Changing stroke rehab and research worldwide now.Time is Brain! trillions and trillions of neurons that DIE each day because there are NO effective hyperacute therapies besides tPA(only 12% effective). I have 523 posts on hyperacute therapy, enough for researchers to spend decades proving them out. These are my personal ideas and blog on stroke rehabilitation and stroke research. Do not attempt any of these without checking with your medical provider. Unless you join me in agitating, when you need these therapies they won't be there.

What this blog is for:

My blog is not to help survivors recover, it is to have the 10 million yearly stroke survivors light fires underneath their doctors, stroke hospitals and stroke researchers to get stroke solved. 100% recovery. The stroke medical world is completely failing at that goal, they don't even have it as a goal. Shortly after getting out of the hospital and getting NO information on the process or protocols of stroke rehabilitation and recovery I started searching on the internet and found that no other survivor received useful information. This is an attempt to cover all stroke rehabilitation information that should be readily available to survivors so they can talk with informed knowledge to their medical staff. It lays out what needs to be done to get stroke survivors closer to 100% recovery. It's quite disgusting that this information is not available from every stroke association and doctors group.

Sunday, September 6, 2020

Characteristics and management of stroke in Korea: 2014–2018 data from Korean Stroke Registry

 Notice how fucking bad this is. NO MEASUREMENTS OF 100% RECOVERY. That is what stroke survivors have to deal with; stroke professionals that don't even recognize the only goal in stroke is 100% recovery. NOTHING LESS. 

Characteristics and management of stroke in Korea: 2014–2018 data from Korean Stroke Registry

First Published October 22, 2019 Research Article Find in PubMed 

Lifestyle changes and evolving healthcare practices in Korea have influenced disease patterns and medical care.

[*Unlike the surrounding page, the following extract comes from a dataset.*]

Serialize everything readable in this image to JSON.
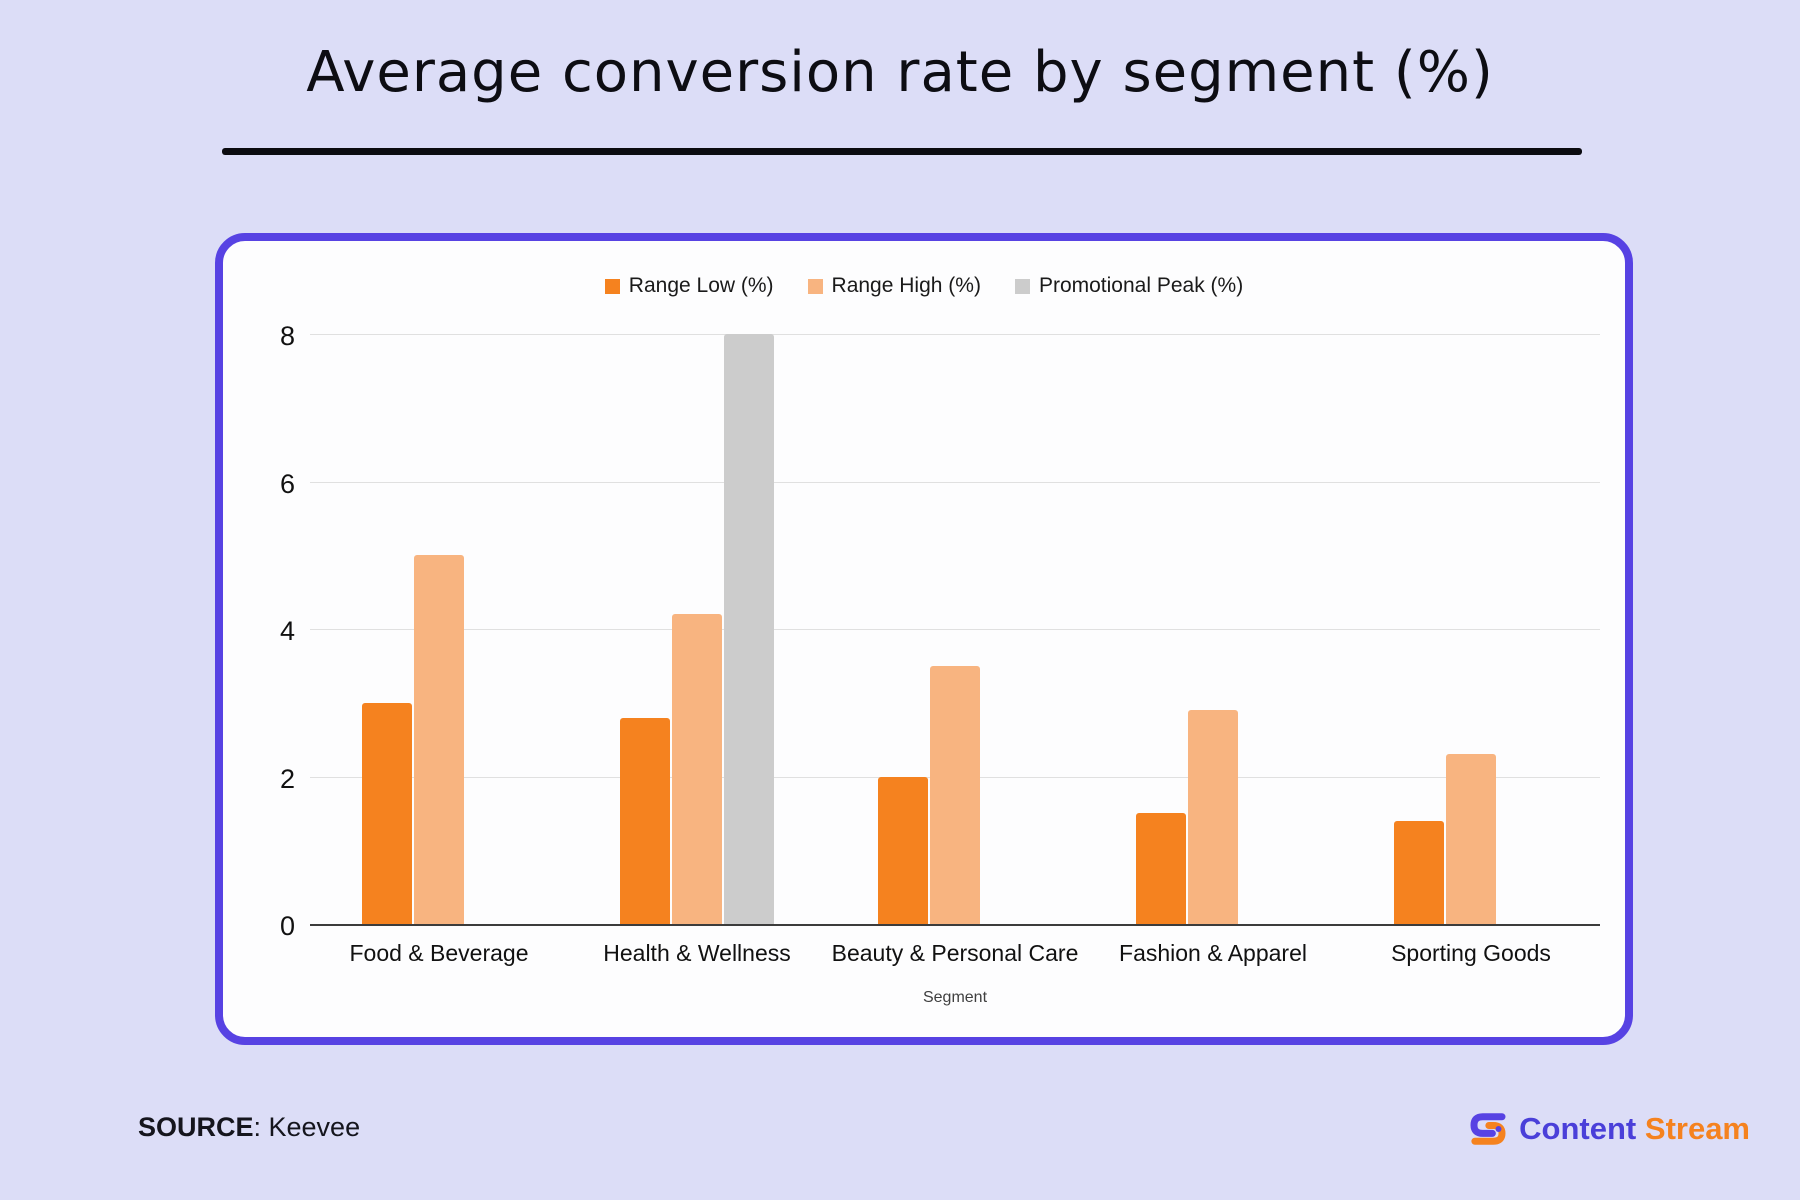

Since strokes have high disease burden in countries with aging populations, it is necessary to evaluate the associated recent disease characteristics and patient care patterns. The Korean Stroke Registry is a nationwide, multicenter, prospective, hospital-based stroke registry in Korea used to monitor these changes across the population.

We aimed to evaluate the recent status of clinical characteristics and management of stroke cases in order to identify changes in the Korean population across time.

This study used Korean Stroke Registry data from patients experiencing ischemic stroke or transient ischemic attack patients, between 2014 and 2018. We analyzed data on demographics, risk factors, stroke subtypes, and treatments that included thrombolysis.

A total of 39,291 patients (mean age 68.0 ± 13.0, 58.3% male) were analyzed. The proportions of hypertension, diabetes mellitus, dyslipidemia, atrial fibrillation, and prior stroke were 63.4%, 30.9%, 27.7%, 19.4%, and 17.1%, respectively. In the stroke subtype analysis, the frequency of large artery atherosclerosis was highest (32.6%), followed by cardioembolism (21.3%) and small vessel occlusion (19.9%). Acute reperfusion therapy was conducted in 15.3% of cases (11.7% using intravenous tPA and 7.3% using intra-arterial thrombectomy). Intra-arterial thrombectomy also demonstrated a steep increasing trend over time (RR 1.095 (1.060–1.131), p < 0.001).

This study provided analysis of nationwide, hospital-based, quality-controlled data from the Korean Stroke Registry database regarding changes in the characteristics, risk factors, and treatments of strokes in Korea.